Иванов не сдавался и не просил пощады, а полицейское начальство, по-видимому, не придавало большой важности его персоне и постановило взять хулигана измором. К тому же, в современном обществе серьезных преступлений не совершалось и опытных оперативных сотрудников в полиции не имелось. Но в строю были отважные и храбрые ребята – такие, как сержанты Козопятов и Габидулин.
Козопятов оперся щекой на цевье автомата и уныло наблюдал пространство, а его коллега безмятежно расшнуровал ботинок и очищал собственный носок от налипшей грязи.
- Когда он там с голоду помрет, а? – многозначительно спросил Козопятов, кивая в сторону злополучной квартиры.
Габидулин, увлеченным процессом, не услышал сослуживца и только после толчка в бок локтем включился в беседу:
- А черт его знает… вроде все ему вырубили уже – и воду, и электричество, и кондиционирование…

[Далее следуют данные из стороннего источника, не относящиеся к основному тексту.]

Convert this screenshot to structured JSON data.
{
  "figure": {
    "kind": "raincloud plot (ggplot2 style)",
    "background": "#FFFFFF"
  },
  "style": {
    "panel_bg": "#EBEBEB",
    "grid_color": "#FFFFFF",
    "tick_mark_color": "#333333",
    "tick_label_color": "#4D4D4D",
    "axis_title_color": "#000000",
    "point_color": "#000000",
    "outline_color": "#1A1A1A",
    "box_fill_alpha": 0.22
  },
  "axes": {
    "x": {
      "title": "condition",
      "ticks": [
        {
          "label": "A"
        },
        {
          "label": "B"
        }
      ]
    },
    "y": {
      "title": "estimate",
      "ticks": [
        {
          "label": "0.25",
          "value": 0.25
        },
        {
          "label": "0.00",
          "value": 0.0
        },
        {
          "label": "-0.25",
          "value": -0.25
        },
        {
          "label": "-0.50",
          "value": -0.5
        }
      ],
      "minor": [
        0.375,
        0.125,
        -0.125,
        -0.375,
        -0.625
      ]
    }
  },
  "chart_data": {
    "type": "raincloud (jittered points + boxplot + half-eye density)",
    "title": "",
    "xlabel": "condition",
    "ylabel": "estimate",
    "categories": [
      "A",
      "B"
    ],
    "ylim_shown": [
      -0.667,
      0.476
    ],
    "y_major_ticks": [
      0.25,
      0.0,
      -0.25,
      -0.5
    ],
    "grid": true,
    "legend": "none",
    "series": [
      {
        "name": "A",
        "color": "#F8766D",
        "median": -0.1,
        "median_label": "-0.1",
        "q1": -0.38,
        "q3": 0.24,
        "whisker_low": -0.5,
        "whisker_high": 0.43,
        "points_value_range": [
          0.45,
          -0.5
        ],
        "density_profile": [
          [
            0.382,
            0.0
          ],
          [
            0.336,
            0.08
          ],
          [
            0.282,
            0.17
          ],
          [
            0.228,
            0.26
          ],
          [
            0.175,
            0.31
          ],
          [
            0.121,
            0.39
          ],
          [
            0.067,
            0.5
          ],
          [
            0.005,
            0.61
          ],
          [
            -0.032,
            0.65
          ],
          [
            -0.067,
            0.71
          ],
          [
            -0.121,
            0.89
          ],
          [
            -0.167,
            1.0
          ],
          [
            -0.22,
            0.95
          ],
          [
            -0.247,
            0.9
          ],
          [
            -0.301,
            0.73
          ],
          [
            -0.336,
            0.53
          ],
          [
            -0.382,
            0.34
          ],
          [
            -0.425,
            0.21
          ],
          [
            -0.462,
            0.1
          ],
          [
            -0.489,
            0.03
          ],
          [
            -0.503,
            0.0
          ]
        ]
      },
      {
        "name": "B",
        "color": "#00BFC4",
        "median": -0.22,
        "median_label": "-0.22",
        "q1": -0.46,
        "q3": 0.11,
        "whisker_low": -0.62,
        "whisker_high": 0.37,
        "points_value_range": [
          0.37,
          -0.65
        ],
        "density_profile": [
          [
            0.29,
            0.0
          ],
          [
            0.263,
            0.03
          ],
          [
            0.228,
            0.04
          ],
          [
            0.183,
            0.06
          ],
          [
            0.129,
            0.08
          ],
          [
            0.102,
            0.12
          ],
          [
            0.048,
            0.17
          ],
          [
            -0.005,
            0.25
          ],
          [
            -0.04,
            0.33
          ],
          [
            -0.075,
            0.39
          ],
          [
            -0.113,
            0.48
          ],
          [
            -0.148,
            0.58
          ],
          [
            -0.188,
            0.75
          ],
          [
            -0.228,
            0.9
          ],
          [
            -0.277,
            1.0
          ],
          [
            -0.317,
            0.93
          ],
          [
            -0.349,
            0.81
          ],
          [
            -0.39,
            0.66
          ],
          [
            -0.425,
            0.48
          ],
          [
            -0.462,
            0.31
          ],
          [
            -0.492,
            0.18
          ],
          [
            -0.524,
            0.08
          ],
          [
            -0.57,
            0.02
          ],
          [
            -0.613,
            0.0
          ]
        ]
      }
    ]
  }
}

- Упорный он, чертенок… – Козопятов моргнул красными от недосыпания глазами и широко с клацаньем зевнул. В это время сержант Габидулин закончил гигиеническую процедуру и туго зашнуровывал обувь.

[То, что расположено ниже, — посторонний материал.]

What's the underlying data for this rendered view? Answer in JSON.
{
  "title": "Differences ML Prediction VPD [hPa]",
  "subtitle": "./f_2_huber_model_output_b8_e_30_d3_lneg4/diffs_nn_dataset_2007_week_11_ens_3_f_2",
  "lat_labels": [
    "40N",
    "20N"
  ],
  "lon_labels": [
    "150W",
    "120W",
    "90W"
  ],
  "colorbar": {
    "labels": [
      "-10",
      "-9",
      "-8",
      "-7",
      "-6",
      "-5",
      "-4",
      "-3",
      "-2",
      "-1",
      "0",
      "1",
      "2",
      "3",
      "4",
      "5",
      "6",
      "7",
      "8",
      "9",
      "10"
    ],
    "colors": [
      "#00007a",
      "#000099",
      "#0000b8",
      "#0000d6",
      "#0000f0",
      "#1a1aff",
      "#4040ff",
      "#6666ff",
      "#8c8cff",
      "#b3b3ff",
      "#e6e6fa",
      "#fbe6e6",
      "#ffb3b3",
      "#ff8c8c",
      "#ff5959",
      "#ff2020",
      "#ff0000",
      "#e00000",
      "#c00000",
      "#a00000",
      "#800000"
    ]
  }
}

- Слышь, Серега, – сказал Габидулин, – шугани его, а?
- Можно – согласился товарищ и выбрал подходящую стреляную гильзу из груды использованных боеприпасов, в изрядном количестве находящихся тут же, на оборудованной огневой позиции.
Он через плечо швырнул гильзу в пасть дверного проема и, прислушиваясь, как та звякает по бетонному полу, тоскливо вздохнул.
Гильза укатилась в неизвестном направлении и затихла, Козопятов крикнул:
- Эй, ты, умалишенный! Ты долго еще будешь над людьми издеваться?
- Точно-точно – поддержал брата-солдата Габидулин – домой уже охота…
Из опальной жилплощади послышались какие-то шорохи, АДРМ-914 подметал пол и по своему обыкновению плевал на людей. Раздался голос Иванова:
- Это вы издеваетесь, фашисты!
Сержанты переглянулись, услышав незнакомое слово, и Козопятов продолжил переговоры с противником:
- Мы приказ выполняем, а вот из-за тебя, гаденыша, нам ни покоя, ни отдыха! Газом же шибанем, сразу скопытишься!
Довольный собственным остроумием, бравый сержант получил одобрительный кивок от сослуживца, и оба напрягли барабанные перепонки, готовясь к контратаке.
Ответная эскапада Иванова не заставила себя ждать:
- Не шибанете! Тут дом дешевый – вентиляция плохая, всех потравите и сами отравитесь!!!
- Дурак! – вел переговоры Козопятов – у нас маски имеются антигазовые! Мы точно не окочуримся!
А Габидулин зловещим шепотом прокомментировал:
- Если только с голоду не сдохнем…
Иванов ответил:
- У меня тоже есть маска! И патронов хватит!
Эта стратегическая информация заставила обоих военных изобразить на своих суровых сержантских лицах гримасу недоумения, но поколебать боевой настрой в рядах бравой полиции противнику точно не удалось.
Козопятов продолжил процесс психологического воздействия на преступника:
- А ты с какого перепуга начал по людям палить, придурок?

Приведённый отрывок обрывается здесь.